Place 24/7 Eyes On Your Partners and Vendor Services

I’m going to start off by sharing a recent story about a vendor and my hope is that by reading this article, you’ll start to do the same if you’re not already.

Many months ago, my office signed up for a unique Customer Relationship Management (CRM) service. The SaaS solution involves an intuitive client portal where sales staff can make focused and tailored landing pages and content for prospects. After meeting the company’s owner and rolling out the service, I hopped on my Nagios XI server and, through the use of the “Monitor A Website” wizard, entered in the CRM site’s public addresses and had almost every bit of necessary data needed. With just a few clicks, I was able to see on a minute by minute basis how this company’s CRM client portal website was performing, when the SSL and domain names were going to expire, what has changed on the site and when, etc. This is data that, as a business owner, you would expect to monitor on your own services and content, so my question to you is why not also monitor the services you are paying for?

Let’s step forward a bit in time to answer that question:

It was the morning of Christmas Eve and our office was closed for the day. I received an alert on my phone from my Nagios XI server telling me that one of the services I was monitoring was in a critical DOWN state. This alert was about something I don’t own or even have control of… It was the CRM website.

I hopped on LinkedIn and sent a message to the website’s owner after about 30 minutes had passed. My first thought was to simply disregard the alert as, after all, it was Christmas Eve and heck–it may even be a great time to perform site maintenance since there’s a good chance very few people are using the site!

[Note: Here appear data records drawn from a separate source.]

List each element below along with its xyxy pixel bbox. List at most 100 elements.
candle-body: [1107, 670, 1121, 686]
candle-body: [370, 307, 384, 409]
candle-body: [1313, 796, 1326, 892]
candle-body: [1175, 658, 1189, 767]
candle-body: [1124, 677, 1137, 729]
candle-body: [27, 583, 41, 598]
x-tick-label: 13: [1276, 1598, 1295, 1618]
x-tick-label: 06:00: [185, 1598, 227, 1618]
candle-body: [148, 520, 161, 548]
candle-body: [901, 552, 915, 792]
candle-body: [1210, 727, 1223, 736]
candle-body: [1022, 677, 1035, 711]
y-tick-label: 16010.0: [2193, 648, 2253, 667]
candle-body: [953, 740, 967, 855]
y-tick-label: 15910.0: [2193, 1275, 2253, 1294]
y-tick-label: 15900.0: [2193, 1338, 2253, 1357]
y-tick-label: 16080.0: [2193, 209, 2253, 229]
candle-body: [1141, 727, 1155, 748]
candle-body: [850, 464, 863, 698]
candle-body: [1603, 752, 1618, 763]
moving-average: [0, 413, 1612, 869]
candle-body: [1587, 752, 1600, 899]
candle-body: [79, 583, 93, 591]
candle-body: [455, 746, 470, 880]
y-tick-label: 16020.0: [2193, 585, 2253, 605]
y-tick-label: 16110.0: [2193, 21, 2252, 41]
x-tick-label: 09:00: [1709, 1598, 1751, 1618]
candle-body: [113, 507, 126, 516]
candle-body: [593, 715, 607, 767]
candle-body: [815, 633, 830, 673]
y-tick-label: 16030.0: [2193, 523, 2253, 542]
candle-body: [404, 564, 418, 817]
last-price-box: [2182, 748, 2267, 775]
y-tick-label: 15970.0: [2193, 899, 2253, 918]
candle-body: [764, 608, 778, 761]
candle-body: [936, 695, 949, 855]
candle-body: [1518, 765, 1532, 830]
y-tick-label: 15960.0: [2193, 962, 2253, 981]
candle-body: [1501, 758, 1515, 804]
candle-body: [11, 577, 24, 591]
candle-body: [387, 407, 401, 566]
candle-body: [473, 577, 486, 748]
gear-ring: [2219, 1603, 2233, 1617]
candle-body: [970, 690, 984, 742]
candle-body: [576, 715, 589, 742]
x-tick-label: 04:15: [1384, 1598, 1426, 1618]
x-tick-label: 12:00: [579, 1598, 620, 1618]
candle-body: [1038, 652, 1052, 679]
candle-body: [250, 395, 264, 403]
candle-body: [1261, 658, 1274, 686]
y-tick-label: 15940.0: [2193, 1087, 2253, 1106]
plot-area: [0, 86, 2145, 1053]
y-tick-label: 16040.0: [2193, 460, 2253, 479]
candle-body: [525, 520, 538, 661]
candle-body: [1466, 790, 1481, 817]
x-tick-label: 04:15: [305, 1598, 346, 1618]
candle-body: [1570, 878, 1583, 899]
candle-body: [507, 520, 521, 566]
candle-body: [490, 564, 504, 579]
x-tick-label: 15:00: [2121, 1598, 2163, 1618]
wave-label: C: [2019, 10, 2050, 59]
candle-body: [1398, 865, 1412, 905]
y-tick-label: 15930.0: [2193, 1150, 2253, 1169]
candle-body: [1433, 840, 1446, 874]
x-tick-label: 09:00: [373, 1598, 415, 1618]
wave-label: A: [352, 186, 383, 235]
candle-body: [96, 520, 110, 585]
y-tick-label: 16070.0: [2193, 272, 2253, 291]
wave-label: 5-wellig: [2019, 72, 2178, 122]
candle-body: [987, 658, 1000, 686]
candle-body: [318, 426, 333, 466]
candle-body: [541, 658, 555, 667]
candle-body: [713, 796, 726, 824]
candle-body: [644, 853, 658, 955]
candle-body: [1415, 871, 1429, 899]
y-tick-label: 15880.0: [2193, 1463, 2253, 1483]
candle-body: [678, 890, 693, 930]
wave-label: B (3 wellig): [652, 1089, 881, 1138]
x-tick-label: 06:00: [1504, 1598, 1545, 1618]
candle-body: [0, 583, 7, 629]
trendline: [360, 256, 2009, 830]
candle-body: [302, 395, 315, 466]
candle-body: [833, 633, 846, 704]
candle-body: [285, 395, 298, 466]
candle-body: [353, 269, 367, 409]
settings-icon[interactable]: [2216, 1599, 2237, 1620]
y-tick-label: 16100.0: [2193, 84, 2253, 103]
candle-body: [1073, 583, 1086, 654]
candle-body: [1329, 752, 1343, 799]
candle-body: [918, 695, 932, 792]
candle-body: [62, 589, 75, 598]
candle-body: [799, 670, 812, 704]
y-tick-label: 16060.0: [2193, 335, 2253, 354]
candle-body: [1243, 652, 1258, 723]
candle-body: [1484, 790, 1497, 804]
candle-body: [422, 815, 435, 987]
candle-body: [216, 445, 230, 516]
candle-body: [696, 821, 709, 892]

Still, I thought to myself, “If this were my site and company, I would probably want to know–even if the data is repetitive.”

Sure enough, he responded promptly and, to his surprise, identified a frozen AWS server to be the culprit. Because of how exactly the AWS instance froze, Amazon’s own monitoring service failed to detect an outage or trigger an action and he was left in the dark. After discussing the event later in the week when business hours resumed, it was clear that there were some amazing opportunities here.

Nagios XI Monitoring An AWS Vendor

I strongly believe the powers of any network engineer or system administrator depend not only on what they have in their toolbox, but how they arrange it. Blocking or simply not recording performance data to begin with is not only a risk, but is too affordable today to not make verbosity a standard! The key is filtering and organizing the data so you can immediately see it in your toolbox while troubleshooting. What was the incentive for me to log into my Nagios XI server and set up a watchdog on this CRM website? I don’t own it. I’m not their IT guy. But when the services stop running, here’s what I have in my toolbox:

  • Keep Vendors Honest
    • Keeping an eye on all vendor client portals, applications, and services sets a precedence both internally and externally. It establishes that you are more than the SLA contract you sign.
    • If a vendor or SaaS supplier is suggesting to you that their services were, in fact, functional, the data you produce and counter from multiple lenses plays a significant role in resolution.
    • In my example, AWS failed to do its job of reporting and automating actions. A single source of truth is a liability. Having a second and third set of eyes in every direction is critical. At the very least, it’s better to be overwhelmed than not informed at all. That said, there are many ways to reduce being overwhelmed and it all begins with properly organizing your monitoring solutions.
  • Stay on top of the responsibility food chain
    • If you’re a system administrator, DevOps, or network engineer and your desk periodically has random gifts left on it like power cords or obscure old software/hardware found around the office, it indicates that you are the go-to for all things computers and technology. Optically speaking, this means if a cloud solution goes down, everyone is looking at you. Monitoring all of these services goes a long way in staying ahead of messaging and service tickets.
  • Troubleshoot from another important lens
    • Every metric matters when troubleshooting. Establishing the “is it me or them” is often times the best place to start. For example, if you’re troubleshooting a VoIP issue, it may make sense to monitor the IP or FDQN provided by your SIP trunk/provider to establish the necessary divide between on-premise, multi-location, or cloud challenges. You can reduce the time spent ruling out internal factors if the first alert you see indicates that the vendor is having difficulties.
    • Office 365 Exchange tests every X minutes, file/folder checking on cloud storage providers, jitter/latency/MOS tests on your cloud VoIP provider trunks, synthetic login and behavioral tests on service portals & websites, HTTP status checks on partner billing sites, etc — All of this exists and is valuable data to have and call upon!
  • Provides data and reports that may persuade you to seek other options
    • “This service is always down…” Is it? Run a few reports against the service with a few clicks of a button to determine if that’s really the case. If it is, awesome — You now have a clear path to upgrade or switch to a different vendor. If it’s not, bummer — You’re now about to begin auditing and determining what to do about your current infrastructure. Either way, you have a more accurate direction to navigate towards.

The takeaway here is to look at business infrastructure beyond the closet and beyond the cloud services you’re directly responsible for. We are all operating in hybrid environments and each vendor introduces many additional mixed dependencies and undocumented points of failure. A single source of truth was never satisfactory before the cloud, so the goal of any IT department should be to monitor every tool that is being used no matter where it resides.